Six years ago, three-year-old Melanie was kidnapped by her father, Dylan, when a divorce custody battle went bad. Her mother, Laura, has been desperate for any word whatsoever of her missing daughter. Now, a phone call in the middle of the night leads Laura to her husband who appears to have been literally pounded to death by a meat tenderizer, and a grey room complete with a sensory deprivation chamber - but no Mealnie. Hours later the child is found wandering naked inthe streets, near catatonic and autistic. For the ensuing 500 pages, Melanie, Dan and Laura are outrunning an visible force more powerful than anything the human mind can imagine. If you are fascinated by novels centering around the concept of altered states, this is the novel for you.

I think one of the things I enjoy most about Koontz is his imaginative powers when it comes to the truly bizarre. While many of us will admit that Stephen King is the modern-day master, Koontz probably has to be somewhere in the top five. Whether it's his personal conspiracy theories or creative descriptions of the indescribable, Koontz has a flavor to his books which -- even when they miss the mark -- have a uniqueness found nowhere else. As per usual, Koontz focuses most of his energies on firmly establishing relationships between his protagonists.

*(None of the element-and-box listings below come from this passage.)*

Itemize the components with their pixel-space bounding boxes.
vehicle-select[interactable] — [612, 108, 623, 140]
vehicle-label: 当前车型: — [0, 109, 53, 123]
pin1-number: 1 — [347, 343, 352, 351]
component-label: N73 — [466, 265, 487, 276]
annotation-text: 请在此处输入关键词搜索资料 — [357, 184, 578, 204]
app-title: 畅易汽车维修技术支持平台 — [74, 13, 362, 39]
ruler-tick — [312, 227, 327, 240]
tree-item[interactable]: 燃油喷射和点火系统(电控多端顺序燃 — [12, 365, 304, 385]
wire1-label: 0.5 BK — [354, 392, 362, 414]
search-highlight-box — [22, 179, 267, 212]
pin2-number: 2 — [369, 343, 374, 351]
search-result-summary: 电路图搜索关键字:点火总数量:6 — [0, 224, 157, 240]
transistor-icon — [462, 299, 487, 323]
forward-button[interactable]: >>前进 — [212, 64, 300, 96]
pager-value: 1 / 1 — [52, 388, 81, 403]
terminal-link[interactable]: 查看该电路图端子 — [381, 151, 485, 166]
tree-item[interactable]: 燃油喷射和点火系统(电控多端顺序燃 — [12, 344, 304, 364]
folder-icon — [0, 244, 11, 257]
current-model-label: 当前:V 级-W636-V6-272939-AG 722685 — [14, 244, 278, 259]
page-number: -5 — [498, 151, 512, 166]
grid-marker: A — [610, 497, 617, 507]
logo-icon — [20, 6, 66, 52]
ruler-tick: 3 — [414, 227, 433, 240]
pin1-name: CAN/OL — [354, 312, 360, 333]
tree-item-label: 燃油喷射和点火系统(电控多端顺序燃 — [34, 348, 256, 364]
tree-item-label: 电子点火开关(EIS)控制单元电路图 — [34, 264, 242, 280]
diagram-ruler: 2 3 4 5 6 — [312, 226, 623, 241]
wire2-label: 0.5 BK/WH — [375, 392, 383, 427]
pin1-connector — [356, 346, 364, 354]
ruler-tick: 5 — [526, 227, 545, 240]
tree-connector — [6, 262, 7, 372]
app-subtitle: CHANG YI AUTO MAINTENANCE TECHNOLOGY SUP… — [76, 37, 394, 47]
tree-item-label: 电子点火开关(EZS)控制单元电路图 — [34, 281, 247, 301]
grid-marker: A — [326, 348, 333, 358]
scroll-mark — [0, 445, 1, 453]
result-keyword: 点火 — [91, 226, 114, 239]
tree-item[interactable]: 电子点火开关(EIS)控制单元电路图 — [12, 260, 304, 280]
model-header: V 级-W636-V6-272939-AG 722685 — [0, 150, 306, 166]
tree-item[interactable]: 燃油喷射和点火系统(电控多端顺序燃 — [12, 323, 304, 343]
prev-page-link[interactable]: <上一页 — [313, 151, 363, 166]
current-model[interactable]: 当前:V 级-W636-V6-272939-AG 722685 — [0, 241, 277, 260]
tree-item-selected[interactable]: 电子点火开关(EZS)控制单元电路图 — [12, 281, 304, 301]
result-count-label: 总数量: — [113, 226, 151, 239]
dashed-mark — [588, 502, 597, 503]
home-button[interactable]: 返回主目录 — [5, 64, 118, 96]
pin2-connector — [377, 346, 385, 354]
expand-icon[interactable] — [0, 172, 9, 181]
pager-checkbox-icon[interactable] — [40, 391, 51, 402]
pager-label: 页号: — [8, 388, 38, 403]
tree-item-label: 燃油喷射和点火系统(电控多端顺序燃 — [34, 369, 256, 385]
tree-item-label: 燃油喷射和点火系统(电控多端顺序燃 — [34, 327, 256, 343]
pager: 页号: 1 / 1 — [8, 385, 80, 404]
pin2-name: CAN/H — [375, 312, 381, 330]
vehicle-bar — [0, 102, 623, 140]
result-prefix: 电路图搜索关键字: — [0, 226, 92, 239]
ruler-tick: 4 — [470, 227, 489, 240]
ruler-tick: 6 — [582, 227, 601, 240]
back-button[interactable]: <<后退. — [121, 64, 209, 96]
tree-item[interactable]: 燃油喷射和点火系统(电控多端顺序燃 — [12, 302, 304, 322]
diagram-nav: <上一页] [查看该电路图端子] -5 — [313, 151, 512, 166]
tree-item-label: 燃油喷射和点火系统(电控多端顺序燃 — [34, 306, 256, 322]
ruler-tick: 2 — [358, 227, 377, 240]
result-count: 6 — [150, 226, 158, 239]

The mother-daughter bond is fully explored with tenderness and determination. Laura's separation from Melanie has the potential to develop into an obsessive pattern, yet Koontz holds back just the right amount to keep her from crossing this dangerous line.

Weaknesses within the novel can be easily fixed. Towards the end we know we're coming extremely close to resolution because the chapters are abrupt and choppy. This was very distracting and led me to want to skip over sections at times because the vinettes were too abrupt and too vague. While this technique is used as a means to build suspense, all it built in me was frustration and short-temperedness with fictional characters who were not in control of how their story was being written. The second weakness is Koontz's need to always have some sort of romantic entanglement mucking everything up. While in some of his novels this has worked to his advantage, the book could have been about 50-100 pages shorter and not lost anything in the edits. Personally, if I'm being chased by a big, scary "something," the last thing that's going to be on my mind is sex and marriage. Survival is much more important.

Tucked away in all of this is the promise of a minor exploration into S&M, the occult, and government research on psychological states. I learned quite a bit about sensory deprivation, which led to a great explanation of the novel's title and the concept of paradoxes. For that little bit it's perhaps worth the read. Sociology classes will teach you the basics behind the study of altered states, but Koontz has more license to provide us with a fictionalized account of the "reality" of the effects of experiments of this ilk.